Engwerda has done a fantastic job at putting the reader into this location and the time period. There is a real sense of place and time, evoking the sheer weirdness of the alliances, tension, desperation and transience of the Goldfields. It's very easy to forget, in this day of easy transportation, just how much these communities moved around - constantly chasing the latest big gold find. There are references dotted throughout the book to people, last seen in Geelong, or Melbourne, or elsewhere on the goldfields, and it's only when you sit down and think it through that you realise what is now a 3 hour drive for us, must have been a many day walk for them. And they carted their home and chattels with them.
But in terms of a crime fiction novel, MOSQUITO CREEK is doing something different. This isn't your standard murder up front, investigation resolves the case type of book. There are crimes past and present, there is a disappearance, there are miners stranded by the flood. There is also a possible Cholera epidemic, the need for a quarantine station, and a budding romance. As well as a circus, a boat building exercise, and a hefty dose of barking mad officials.

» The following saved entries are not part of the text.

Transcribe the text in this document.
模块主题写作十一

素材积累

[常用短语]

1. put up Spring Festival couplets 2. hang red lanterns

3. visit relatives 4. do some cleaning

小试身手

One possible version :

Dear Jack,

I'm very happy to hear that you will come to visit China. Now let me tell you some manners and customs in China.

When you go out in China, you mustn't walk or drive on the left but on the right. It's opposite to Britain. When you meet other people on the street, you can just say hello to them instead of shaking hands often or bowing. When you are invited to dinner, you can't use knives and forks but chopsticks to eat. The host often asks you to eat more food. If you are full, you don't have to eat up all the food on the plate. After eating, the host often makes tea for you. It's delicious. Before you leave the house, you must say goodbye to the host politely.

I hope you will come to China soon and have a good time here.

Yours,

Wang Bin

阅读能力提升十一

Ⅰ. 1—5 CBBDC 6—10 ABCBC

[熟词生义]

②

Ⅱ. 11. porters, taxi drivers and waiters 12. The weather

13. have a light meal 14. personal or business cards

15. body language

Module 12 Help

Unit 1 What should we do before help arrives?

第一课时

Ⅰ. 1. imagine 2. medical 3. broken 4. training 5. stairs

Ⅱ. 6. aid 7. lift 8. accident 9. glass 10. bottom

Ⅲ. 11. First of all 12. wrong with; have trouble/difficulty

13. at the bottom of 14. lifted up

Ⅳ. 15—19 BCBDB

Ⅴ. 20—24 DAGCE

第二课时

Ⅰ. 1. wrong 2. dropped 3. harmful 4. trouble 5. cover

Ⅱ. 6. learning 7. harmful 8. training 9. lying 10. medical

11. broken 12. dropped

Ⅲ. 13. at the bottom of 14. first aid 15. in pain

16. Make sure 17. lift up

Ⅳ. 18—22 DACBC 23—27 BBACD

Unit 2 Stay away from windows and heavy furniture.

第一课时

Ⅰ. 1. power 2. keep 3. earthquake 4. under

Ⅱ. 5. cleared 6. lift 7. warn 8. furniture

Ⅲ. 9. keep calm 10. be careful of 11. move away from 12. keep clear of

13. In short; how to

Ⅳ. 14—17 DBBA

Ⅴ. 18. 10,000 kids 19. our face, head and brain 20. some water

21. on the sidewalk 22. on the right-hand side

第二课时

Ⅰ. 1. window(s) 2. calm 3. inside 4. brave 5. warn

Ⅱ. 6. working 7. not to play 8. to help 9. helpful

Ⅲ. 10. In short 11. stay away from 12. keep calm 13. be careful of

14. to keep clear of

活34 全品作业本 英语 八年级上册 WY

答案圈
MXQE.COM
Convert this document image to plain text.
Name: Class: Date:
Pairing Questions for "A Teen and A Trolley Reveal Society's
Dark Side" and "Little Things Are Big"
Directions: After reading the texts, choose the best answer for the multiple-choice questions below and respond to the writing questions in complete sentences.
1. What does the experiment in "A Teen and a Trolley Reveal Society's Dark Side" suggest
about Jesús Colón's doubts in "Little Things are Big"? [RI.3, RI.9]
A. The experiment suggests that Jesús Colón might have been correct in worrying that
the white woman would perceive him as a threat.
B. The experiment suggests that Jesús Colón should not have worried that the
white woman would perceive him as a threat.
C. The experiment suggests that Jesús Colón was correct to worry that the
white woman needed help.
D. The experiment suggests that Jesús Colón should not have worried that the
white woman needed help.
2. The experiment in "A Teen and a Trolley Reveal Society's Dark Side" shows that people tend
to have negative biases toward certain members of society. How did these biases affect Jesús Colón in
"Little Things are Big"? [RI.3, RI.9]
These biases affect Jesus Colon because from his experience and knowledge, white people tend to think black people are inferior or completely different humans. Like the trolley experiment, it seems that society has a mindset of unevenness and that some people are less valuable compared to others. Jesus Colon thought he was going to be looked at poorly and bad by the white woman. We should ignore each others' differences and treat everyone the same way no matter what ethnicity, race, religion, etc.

A fair amount of this book is spent introducing Sergeant Niall Kennedy, and that, and the ending to this tale, means this reader has to assume that this will be the first book in a series. Because of that backstory concentration, and probably also because this isn't a traditional crime / investigation style book, there are points where the narrative does wander a little, or maybe get a little fuzzy, but that is not so surprising in a first book, and the difference in approach could impose that style. MOSQUITO CREEK relies more on developing a sense of place and a feeling of the time. It's a book for immersion reading - rather than pace, tension or even to some degree puzzle solving.
It's interesting to see something different being tried in local crime fiction, and the period and location definitely appeal. Where MOSQUITO CREEK really excels is in that evocation of the place, the time and the setting. It gives a realistic glimpse into the physicality of the Goldfields, alongside many more human elements. Obsession, Machiavellian revenge plots, politics and tensions within the Goldfields, differing groups of miners (on ethnic lines, but also some form of convenient tribal alliance), and the difficulties in building a Policing Authority from elements of free society and the convict community. Really, there's too little current day fiction being published set within this most influential place and time, and hopefully there will be followups to MOSQUITO CREEK.